Institut de coopération pour l'éducation des adultes

La modernisation de la Loi sur les langues officielles : une avancée pour les francophones en situation minoritaire

 
L’ICÉA a participé en mars 2024 au Sommet national sur l’apprentissage pour la francophonie canadienne organisé par le Réseau pour le développement de l’alphabétisme et des compétences (RESDAC). Un des sujets à l’étude à ce Sommet était la modernisation de la Loi sur les langues officielles (LLO), qui a intégré dans sa dernière version un article reconnaissant l’apprentissage tout au long de la vie en contexte non formel et informel. Même si les modifications à la Loi sont passées un peu inaperçues au Québec, elles ont été accueillies avec beaucoup d’intérêt par les communautés francophones du reste du Canada. Plusieurs organismes de ces communautés avaient d’ailleurs participé aux travaux du comité sénatorial travaillant à cette modernisation1. Ils sont à pied d’œuvre à l’heure actuelle pour contribuer à la définition des règlements qui accompagneront la LLO, car il s’agit d’un enjeu majeur pour les minorités au Canada.
 
Sommet national sur l’apprentissage pour la francophonie canadienne organisé par le RESDAC

La loi sur les langues officielles : quelques repères historiques

La première Loi sur les langues officielles (LLO) a été adoptée par le gouvernement fédéral en juillet 1969, à la suite des travaux de la Commission royale d'enquête sur le bilinguisme et le biculturalisme. Faisant du français une langue officielle au pays au même titre que l’anglais, elle reconnaissait à l’ensemble des citoyennes et des citoyens du pays, « le droit d’être servis et de travailler dans la langue officielle de leur choix au sein des institutions fédérales dans certaines régions […], en plus d’offrir aux communautés de langue officielle en situation minoritaire de puissants leviers pour leur développement »2.
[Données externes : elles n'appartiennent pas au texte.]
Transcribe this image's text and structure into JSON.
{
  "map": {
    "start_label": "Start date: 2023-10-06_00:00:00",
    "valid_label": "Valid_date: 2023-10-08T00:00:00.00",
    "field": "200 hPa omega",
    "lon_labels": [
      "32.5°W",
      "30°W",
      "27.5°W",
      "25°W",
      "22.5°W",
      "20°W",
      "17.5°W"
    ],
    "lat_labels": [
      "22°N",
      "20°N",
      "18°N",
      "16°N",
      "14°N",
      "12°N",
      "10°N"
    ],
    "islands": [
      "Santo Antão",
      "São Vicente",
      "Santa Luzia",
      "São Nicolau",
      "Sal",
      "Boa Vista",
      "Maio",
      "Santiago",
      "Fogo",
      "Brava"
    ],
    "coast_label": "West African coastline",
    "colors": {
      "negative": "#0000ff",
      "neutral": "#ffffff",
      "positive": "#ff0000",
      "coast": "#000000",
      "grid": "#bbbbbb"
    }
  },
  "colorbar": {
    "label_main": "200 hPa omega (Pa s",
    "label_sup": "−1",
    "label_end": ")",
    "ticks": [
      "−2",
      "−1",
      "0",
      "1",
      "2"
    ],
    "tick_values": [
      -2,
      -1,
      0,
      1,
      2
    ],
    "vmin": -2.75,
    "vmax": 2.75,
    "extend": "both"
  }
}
La Loi sur les langues officielles a été révisée en 1988, entre autres pour tenir compte du renforcement des droits linguistiques contenus dans la nouvelle Charte canadienne des droits et libertés. La Loi créait par la même occasion le Commissariat aux langues officielles afin de suivre l’application de ses mesures dans l’ensemble du pays.

La modernisation de la LLO

En 2021, le gouvernement fédéral a donné le mandat au comité sénatorial permanent sur les langues officielles de procéder à une réforme de la loi afin que les langues officielles du Canada « soient mieux soutenues et valorisées » et pour freiner le déclin du français. Le Comité a mené des travaux pendant deux ans et a reçu nombre de mémoires de l’ensemble du pays. Adoptée par le Parlement canadien, puis par le Sénat, la nouvelle loi a été sanctionnée en juin 2023 sous le nom de Loi modifiant la Loi sur les langues officielles, édictant la Loi sur l’usage du français au sein des entreprises privées de compétence fédérale et apportant des modifications connexes à d’autres lois.

Cette nouvelle mouture comporte plusieurs modifications pour protéger et promouvoir la langue française et assurer le développement des minorités anglophones et francophones au Canada. Ainsi, la section autrefois appelée Loi sur les langues officielles s’appelle désormais Loi visant l’égalité réelle entre les langues officielles du Canada3. Elle vise « […] à assurer le rétablissement et l’accroissement du poids démographique des minorités francophones, [et…] à appuyer la création et la diffusion d’information en français qui contribue à l’avancement des savoirs scientifiques dans toute discipline »4.

La Loi modernisée prévoit ainsi des mesures pour obliger les parlementaires à suivre des cours pour être capables de s’exprimer dans les deux langues officielles. Le commissaire aux langues officielles obtient aussi des pouvoirs accrus, dont celui d’imposer des sanctions administratives pécuniaires en cas de non-respect de la Loi.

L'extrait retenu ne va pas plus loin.